Kapasitesini bilerek ve haddini aşmadan oynayan takım. Tabi burası son durak ama helal olsun adamlara.
ölüler grubunu, oynanan ilk maçlara göre grubun en ölü takımı olan çek cumhuriyetinin arkasından ikinci tamamlayan takım. kazandıkları başarının bal ile alakası olmadığını düşünüyorum. sırf şansla avrupa kupasını kazanamaz hiç kimse. oynadıkları futbolu hiç de beğenmiyorum, hiç de desteklemiyorum. uykuya dalmadan, ya da kanalı değiştirmeden izleyebildiğim tek maçları, zamanında türkiyenin 4-1 kazandığı türkiye-yunanistan maçıdır. çok sıkıcı geliyor oyun anlayışları. ama belli bir stratejiye göre oynadıkları için bir şey de diyemiyorum. yunanlıların bu oyununu beğenen ve takip eden de önemli bir kitle var. yani ne bileyim, mesela lucescu dönemini hatırlıyorum. adını telaffuz etmekte zorlandığımız üçüncü sınıf topçularla şampiyonlar liginde çeyrek finalin ucundan döndüğümüz dönemleri hatırlıyorum. o zaman oynadığımız futbol yunanistanın bu oyunundan çok daha zevkli sayılırdı ama o bile bize sıkıcı geldiği için lucescu gönderilmişti. yani demek istediğim o ki bizim türk seyircisi bu tarz futbolu hiç sevmiyor ve o yüzden de, ben dahil pek çok insan yunanistanın bir an önce turnuvadan elenmesini bekliyor. yadırgamamak lazım, kıskançlıkla alakası yok. biz böyle futbol seyretmek istemiyoruz hepsi bu.

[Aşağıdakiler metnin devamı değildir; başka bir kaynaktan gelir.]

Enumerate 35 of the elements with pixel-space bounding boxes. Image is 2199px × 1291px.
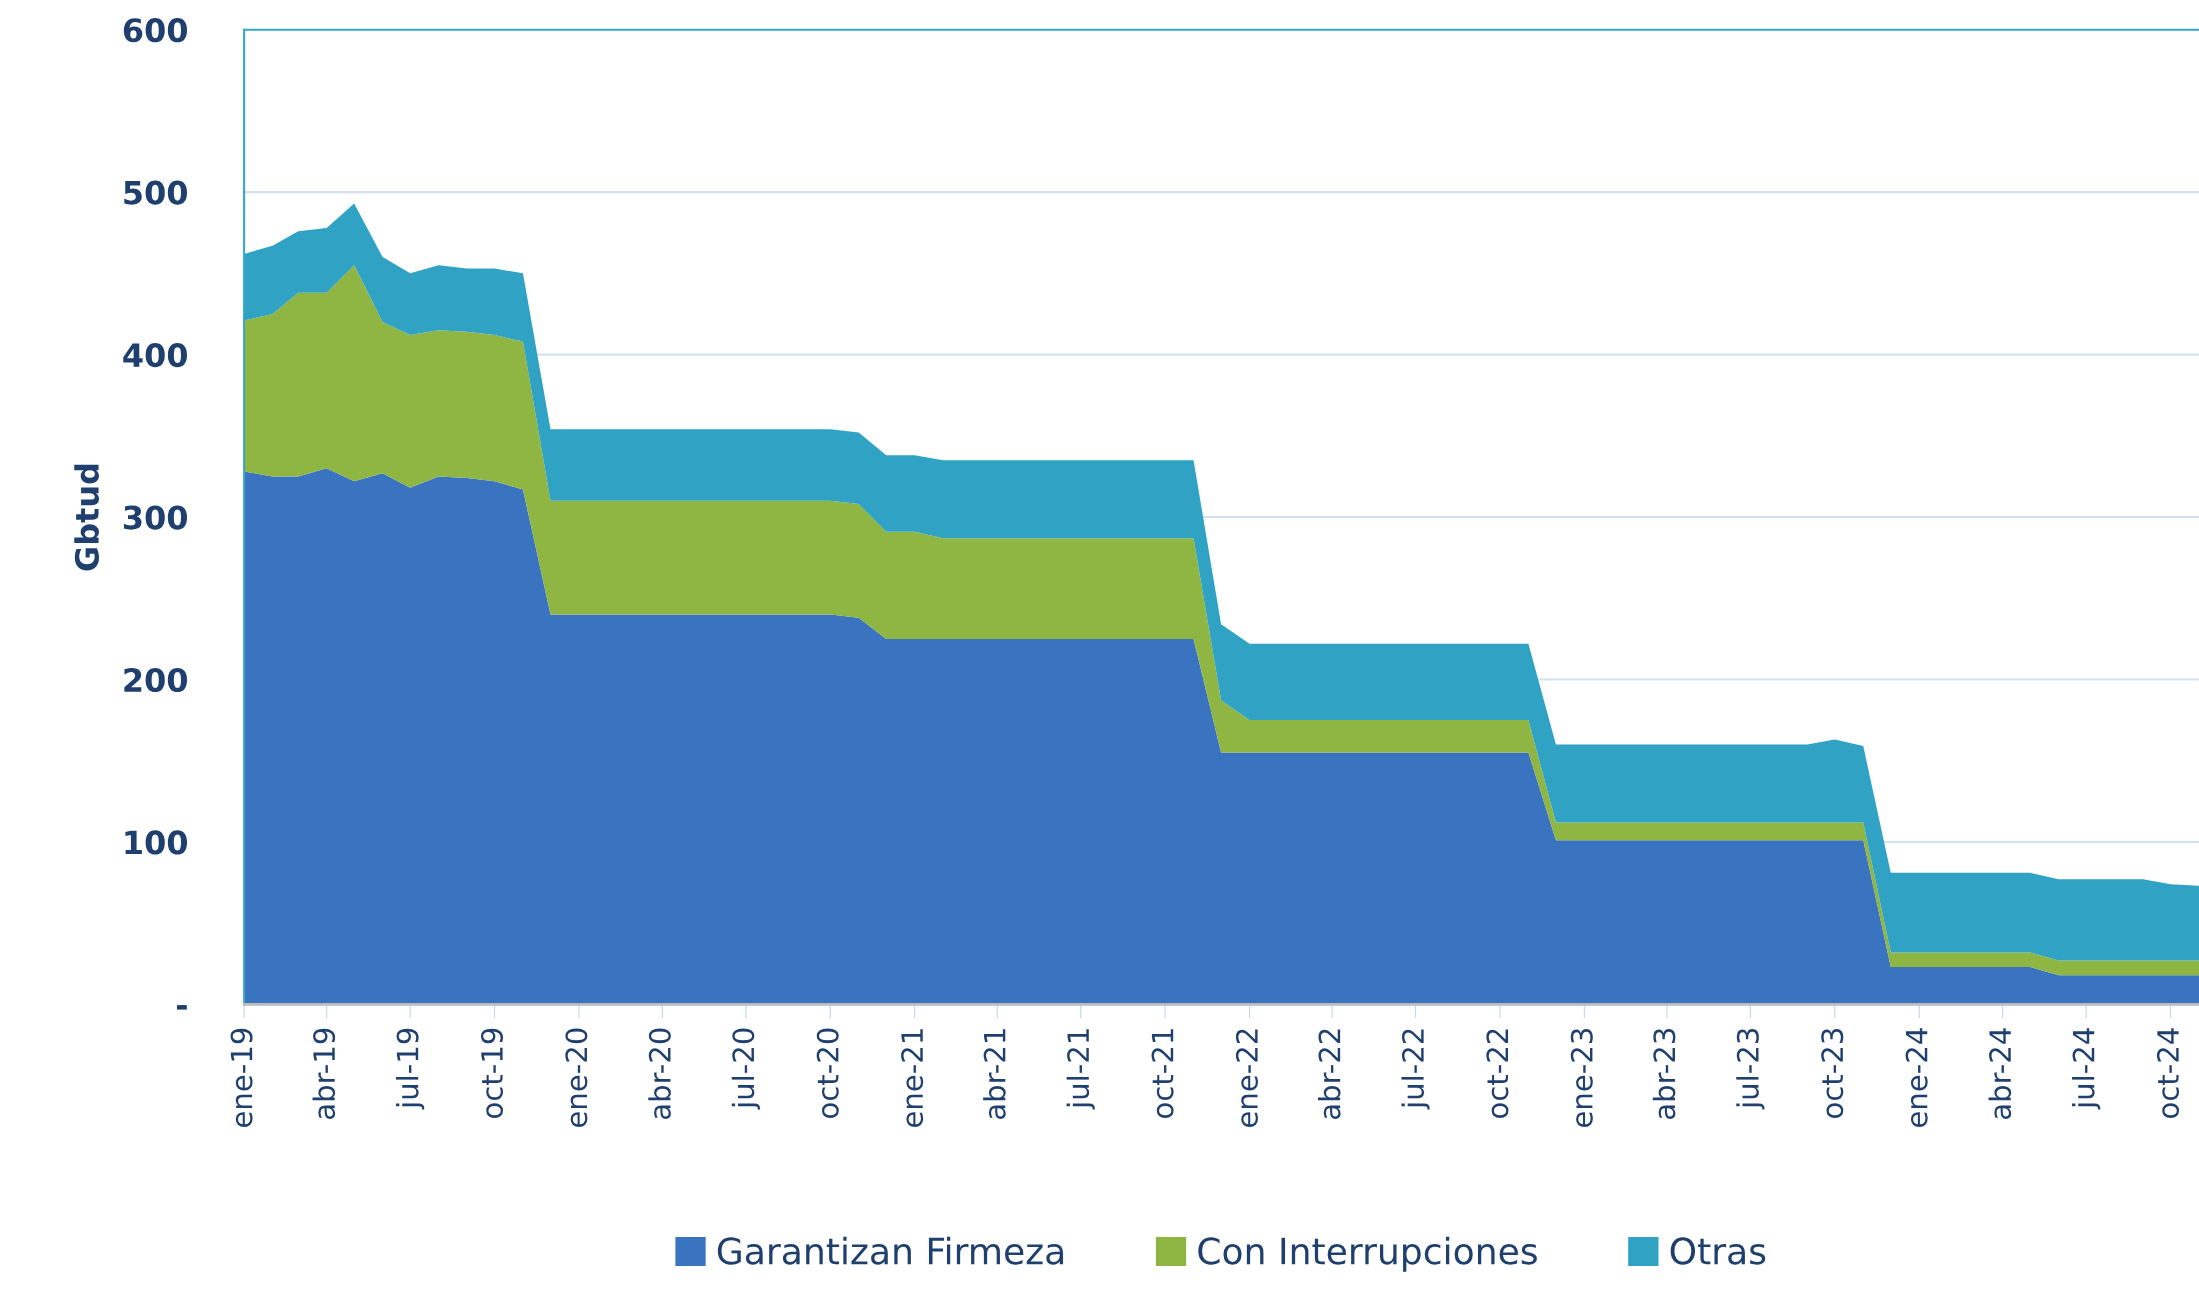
x-tick-label: oct-22 [1486,1029,1509,1118]
x-tick-label: jul-24 [2072,1028,2101,1110]
legend-label: Con Interrupciones [1198,1236,1537,1272]
x-tick-label: oct-19 [480,1028,503,1118]
x-tick-label: jul-20 [731,1028,760,1110]
legend-label: Otras [1670,1237,1766,1265]
x-tick-label: ene-20 [565,1028,588,1128]
x-tick-label: ene-19 [230,1028,253,1128]
x-tick-label: oct-20 [816,1028,839,1118]
x-tick-label: oct-21 [1151,1029,1174,1118]
y-tick-label: 200 [124,667,188,693]
x-tick-label: ene-21 [901,1029,924,1128]
x-tick-label: ene-24 [1905,1028,1928,1128]
x-tick-label: ene-23 [1570,1028,1593,1128]
x-tick-label: abr-24 [1988,1028,2012,1120]
y-tick-label: 500 [124,180,188,205]
x-tick-label: oct-23 [1821,1028,1844,1118]
y-tick-label: 300 [123,505,188,530]
y-tick-label: - [177,1005,187,1010]
y-tick-label: 600 [123,18,188,43]
x-tick-label: abr-21 [983,1029,1006,1120]
legend-label: Garantizan Firmeza [717,1236,1064,1265]
x-tick-label: abr-23 [1652,1028,1676,1120]
x-tick-label: ene-22 [1235,1029,1258,1128]
y-tick-label: 400 [123,343,188,368]
x-tick-label: abr-22 [1317,1029,1341,1120]
x-tick-label: jul-22 [1401,1029,1430,1110]
x-tick-label: abr-20 [648,1028,671,1120]
x-tick-label: oct-24 [2156,1028,2180,1118]
x-tick-label: abr-19 [312,1028,336,1120]
x-tick-label: jul-21 [1066,1029,1095,1110]
y-axis-title: Gbtud [74,464,99,571]
y-tick-label: 100 [125,830,188,855]
x-tick-label: jul-19 [396,1028,425,1110]
x-tick-label: jul-23 [1736,1028,1765,1110]
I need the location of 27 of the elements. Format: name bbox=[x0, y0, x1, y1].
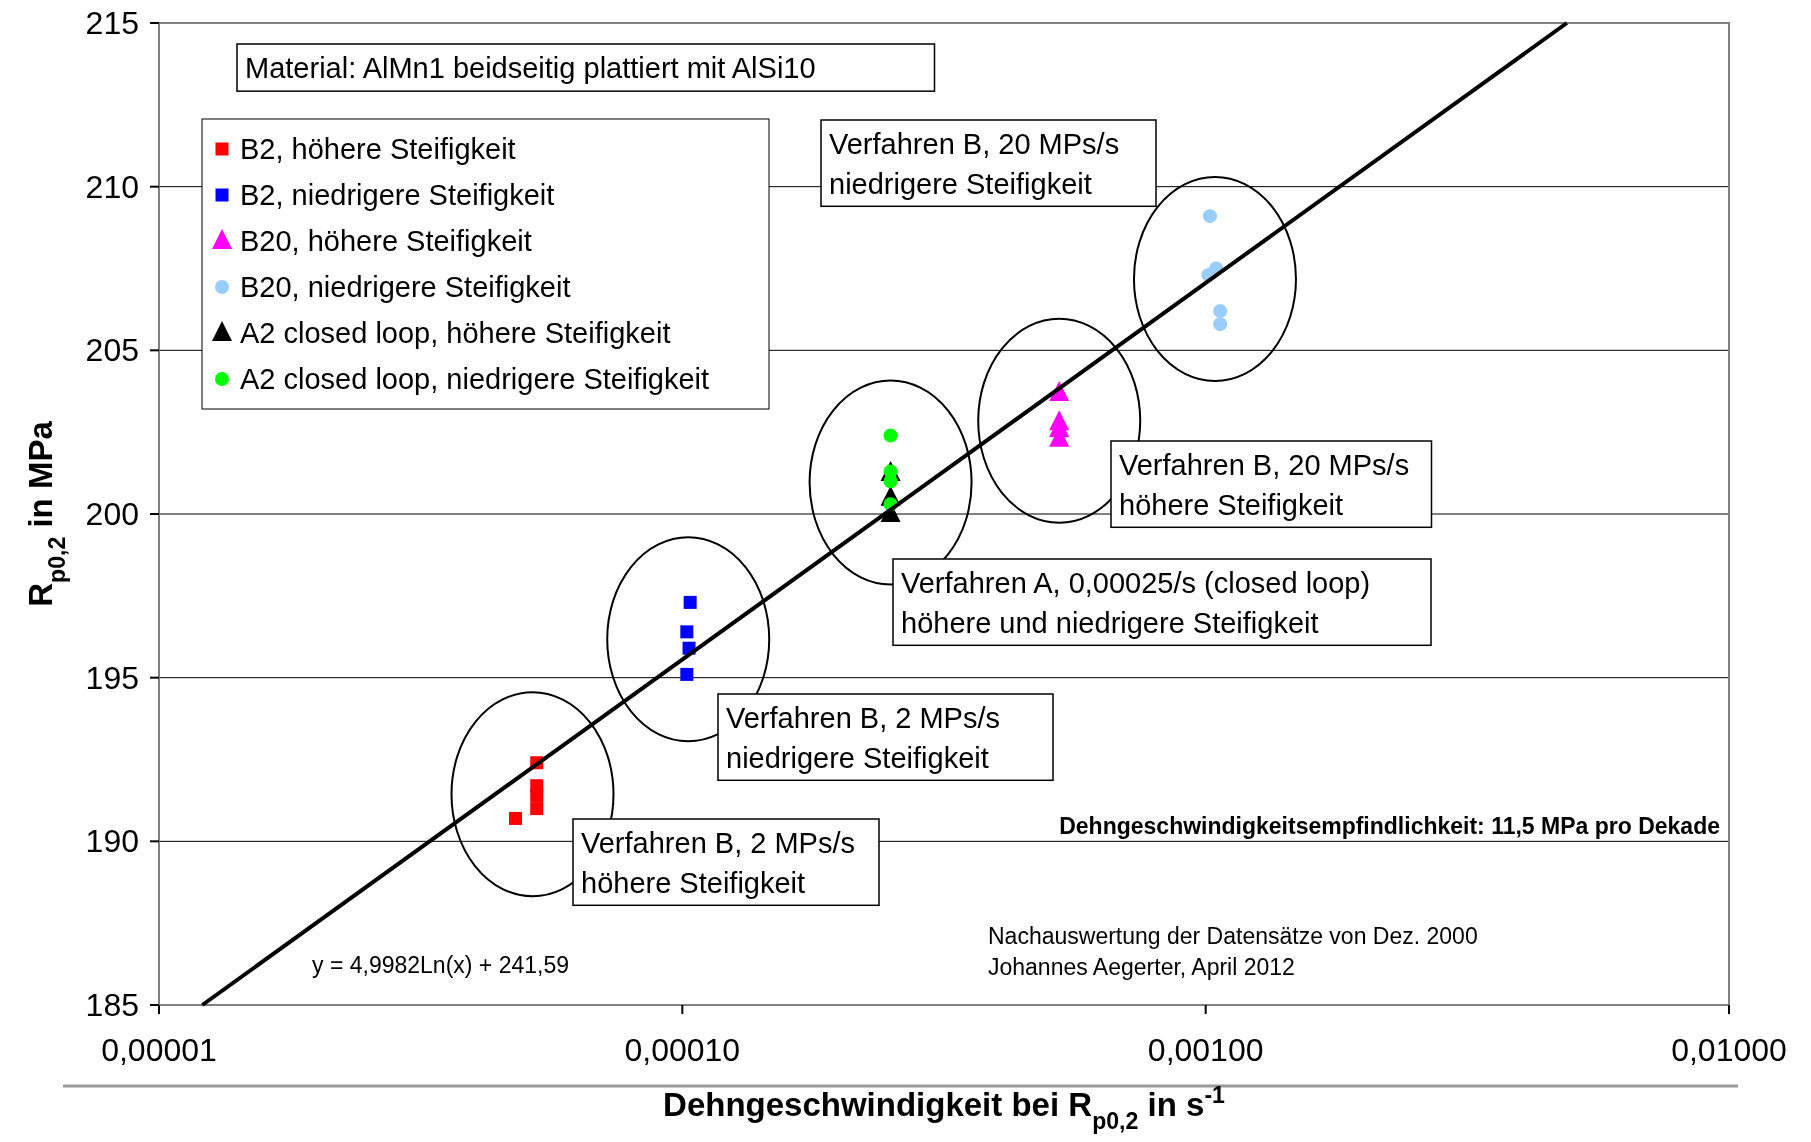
annotation: Nachauswertung der Datensätze von Dez. 2000 Johannes Aegerter, April 2012 bbox=[988, 923, 1478, 981]
legend-label: B20, niedrigere Steifigkeit bbox=[240, 271, 571, 303]
y-tick-label: 205 bbox=[85, 332, 139, 369]
y-tick-label: 200 bbox=[85, 496, 139, 532]
x-tick-label: 0,00010 bbox=[624, 1032, 741, 1068]
x-axis-title: Dehngeschwindigkeit bei R$_{p0,2}$ in s$^{-1}$ bbox=[663, 1082, 1226, 1134]
y-tick-label: 195 bbox=[85, 659, 139, 696]
annotation: Dehngeschwindigkeitsempfindlichkeit: 11,5 MPa pro Dekade bbox=[1059, 813, 1720, 840]
legend-label: B2, niedrigere Steifigkeit bbox=[240, 179, 555, 211]
y-tick-label: 210 bbox=[85, 168, 139, 205]
legend-label: A2 closed loop, niedrigere Steifigkeit bbox=[240, 363, 710, 395]
y-tick-label: 185 bbox=[85, 987, 139, 1023]
annotation: Verfahren A, 0,00025/s (closed loop) höhere und niedrigere Steifigkeit bbox=[901, 567, 1371, 639]
x-tick-label: 0,01000 bbox=[1671, 1032, 1787, 1068]
annotation: Material: AlMn1 beidseitig plattiert mit AlSi10 bbox=[245, 52, 816, 85]
x-tick-label: 0,00100 bbox=[1147, 1032, 1264, 1068]
annotation: Verfahren B, 2 MPs/s niedrigere Steifigkeit bbox=[726, 702, 1001, 774]
annotation: Verfahren B, 20 MPs/s höhere Steifigkeit bbox=[1119, 449, 1410, 521]
annotation: Verfahren B, 2 MPs/s höhere Steifigkeit bbox=[581, 827, 856, 899]
legend-label: A2 closed loop, höhere Steifigkeit bbox=[240, 317, 671, 349]
x-tick-label: 0,00001 bbox=[101, 1032, 217, 1068]
legend-label: B2, höhere Steifigkeit bbox=[240, 133, 516, 165]
legend-label: B20, höhere Steifigkeit bbox=[240, 225, 532, 257]
y-tick-label: 215 bbox=[85, 5, 139, 41]
y-tick-label: 190 bbox=[85, 823, 139, 860]
annotation: Verfahren B, 20 MPs/s niedrigere Steifigkeit bbox=[829, 128, 1120, 200]
annotation: y = 4,9982Ln(x) + 241,59 bbox=[312, 952, 570, 979]
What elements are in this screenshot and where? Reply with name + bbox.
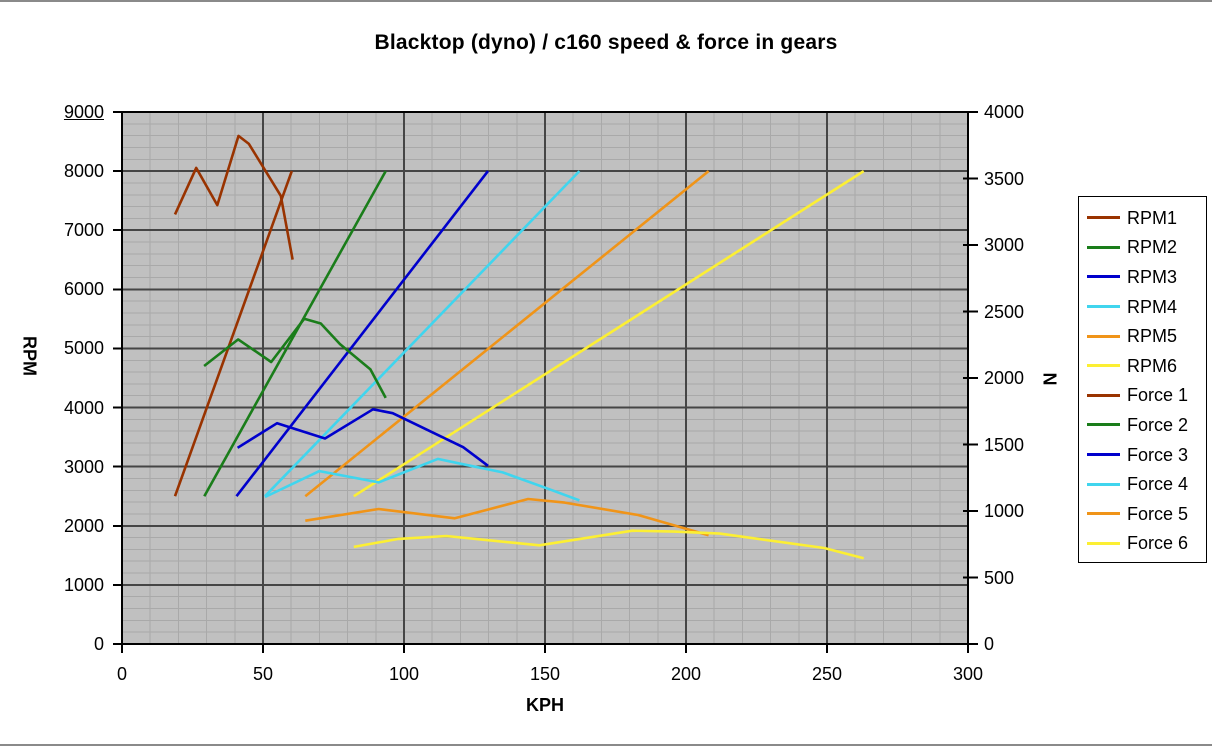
legend-line-swatch <box>1087 245 1120 249</box>
legend-line-swatch <box>1087 275 1120 279</box>
series-force-6 <box>353 529 865 560</box>
x-tick-label: 200 <box>670 664 702 684</box>
legend-line-swatch <box>1087 512 1120 516</box>
x-axis-title: KPH <box>525 695 565 715</box>
left-tick-label: 6000 <box>63 279 104 300</box>
series-force-3 <box>236 407 489 467</box>
legend-line-swatch <box>1087 423 1120 427</box>
series-force-4 <box>264 457 580 502</box>
right-tick-label: 4000 <box>984 102 1025 122</box>
legend-line-swatch <box>1087 305 1120 309</box>
left-tick-label: 5000 <box>63 338 104 359</box>
legend-item-force-4: Force 4 <box>1087 469 1206 499</box>
legend-line-swatch <box>1087 393 1120 397</box>
legend-label: Force 3 <box>1127 444 1189 465</box>
legend-label: RPM4 <box>1127 296 1178 317</box>
x-tick-label: 300 <box>952 664 984 684</box>
x-tick-label: 250 <box>811 664 843 684</box>
right-tick-label: 2500 <box>984 301 1025 322</box>
series-force-5 <box>305 497 709 537</box>
left-tick-label: 7000 <box>63 220 104 241</box>
x-tick-label: 150 <box>529 664 561 684</box>
legend-item-force-1: Force 1 <box>1087 381 1206 411</box>
legend-line-swatch <box>1087 216 1120 220</box>
legend-label: Force 4 <box>1127 474 1189 495</box>
right-tick-label: 1000 <box>984 501 1025 521</box>
legend-line-swatch <box>1087 453 1120 457</box>
x-tick-label: 50 <box>252 664 274 684</box>
window-bottom-border <box>0 744 1212 746</box>
legend-label: RPM6 <box>1127 355 1178 376</box>
series-rpm4 <box>264 170 581 498</box>
legend-item-rpm1: RPM1 <box>1087 203 1206 233</box>
right-tick-label: 500 <box>984 567 1015 588</box>
series-force-1 <box>173 134 294 260</box>
legend-line-swatch <box>1087 482 1120 486</box>
legend-item-rpm3: RPM3 <box>1087 262 1206 292</box>
legend-line-swatch <box>1087 541 1120 545</box>
right-tick-label: 2000 <box>984 368 1025 388</box>
legend-label: Force 2 <box>1127 414 1189 435</box>
window-top-border <box>0 0 1212 2</box>
legend-label: Force 6 <box>1127 533 1189 554</box>
legend-label: Force 1 <box>1127 385 1189 406</box>
legend-line-swatch <box>1087 364 1120 368</box>
y-axis-left-title: RPM <box>19 336 40 376</box>
left-tick-label: 4000 <box>63 397 104 418</box>
legend-item-rpm4: RPM4 <box>1087 292 1206 322</box>
legend-label: RPM5 <box>1127 326 1178 347</box>
y-axis-right-title: N <box>1039 372 1060 386</box>
legend-label: RPM2 <box>1127 237 1178 258</box>
left-tick-label: 1000 <box>63 574 104 595</box>
left-tick-label: 9000 <box>63 102 104 122</box>
legend-label: RPM3 <box>1127 266 1178 287</box>
right-tick-label: 3000 <box>984 235 1025 255</box>
left-tick-label: 0 <box>93 634 104 654</box>
series-rpm5 <box>304 170 710 498</box>
chart-title: Blacktop (dyno) / c160 speed & force in … <box>374 31 838 54</box>
x-tick-label: 100 <box>388 664 420 684</box>
x-tick-label: 0 <box>116 664 127 684</box>
plot-border <box>121 111 969 645</box>
left-tick-label: 2000 <box>63 515 104 536</box>
right-tick-label: 1500 <box>984 434 1025 455</box>
series-rpm1 <box>173 170 294 497</box>
legend-item-force-2: Force 2 <box>1087 410 1206 440</box>
legend-label: RPM1 <box>1127 207 1178 228</box>
right-tick-label: 3500 <box>984 168 1025 189</box>
legend-item-force-3: Force 3 <box>1087 440 1206 470</box>
series-rpm3 <box>235 170 490 497</box>
legend-line-swatch <box>1087 334 1120 338</box>
legend: RPM1 RPM2 RPM3 RPM4 RPM5 RPM6 Force 1 Force 2 Fo… <box>1078 196 1207 563</box>
legend-item-force-5: Force 5 <box>1087 499 1206 529</box>
series-force-2 <box>203 317 387 399</box>
left-tick-label: 8000 <box>63 161 104 182</box>
legend-item-rpm5: RPM5 <box>1087 321 1206 351</box>
right-tick-label: 0 <box>984 634 995 654</box>
series-rpm6 <box>353 170 865 498</box>
legend-label: Force 5 <box>1127 503 1189 524</box>
legend-item-rpm2: RPM2 <box>1087 233 1206 263</box>
series-rpm2 <box>203 170 387 497</box>
left-tick-label: 3000 <box>63 456 104 477</box>
legend-item-rpm6: RPM6 <box>1087 351 1206 381</box>
legend-item-force-6: Force 6 <box>1087 529 1206 559</box>
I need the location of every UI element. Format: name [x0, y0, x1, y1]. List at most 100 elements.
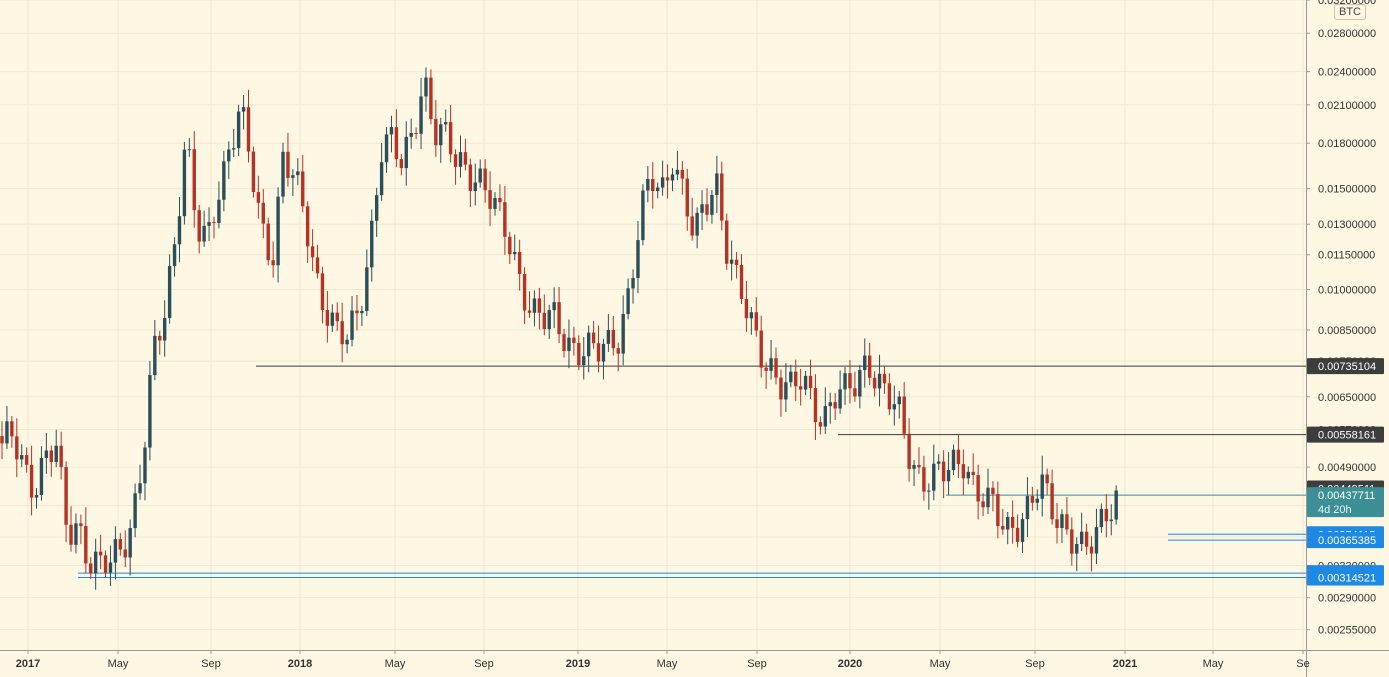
candle [542, 294, 546, 336]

güçlü rakiplere karşı geriye çekilerek oynayan takım. hatta bazen o kadar geri çekiliyorlar ki oyuncuların kale arkasındaki tribünlere çıkmalarından korkuyorum.
ne bok yemeye buralara geldiğini merak ettiğim takım. lan daha maç başlar başlamaz kendi sahana gömüldün bir atak hazırlığına bile girişmedin eyvallah da samaras ileride 1'e 1 kaldığında da yanına gelen yok. e ebenin amı o kadar riski de almayacaksan ne sikime bizi rusya-almanya maçını izlemekten alı koydun? amcık!
Bir süredir uykusuzluk çeken bana iyi gelmiştir. Lahm o golü atmayaydi iyiydi.
(bkz: allahını seven defansa gelsin)

(bkz: amenoo amenaa)

(bkz: yunanistan milli takımının allah ı bulması)
savunma
savunma
savunma.
gökhan ünal ve sami khedira'dan gol yemeyi başarbilmiş bir takım. düşünün artık hallerini.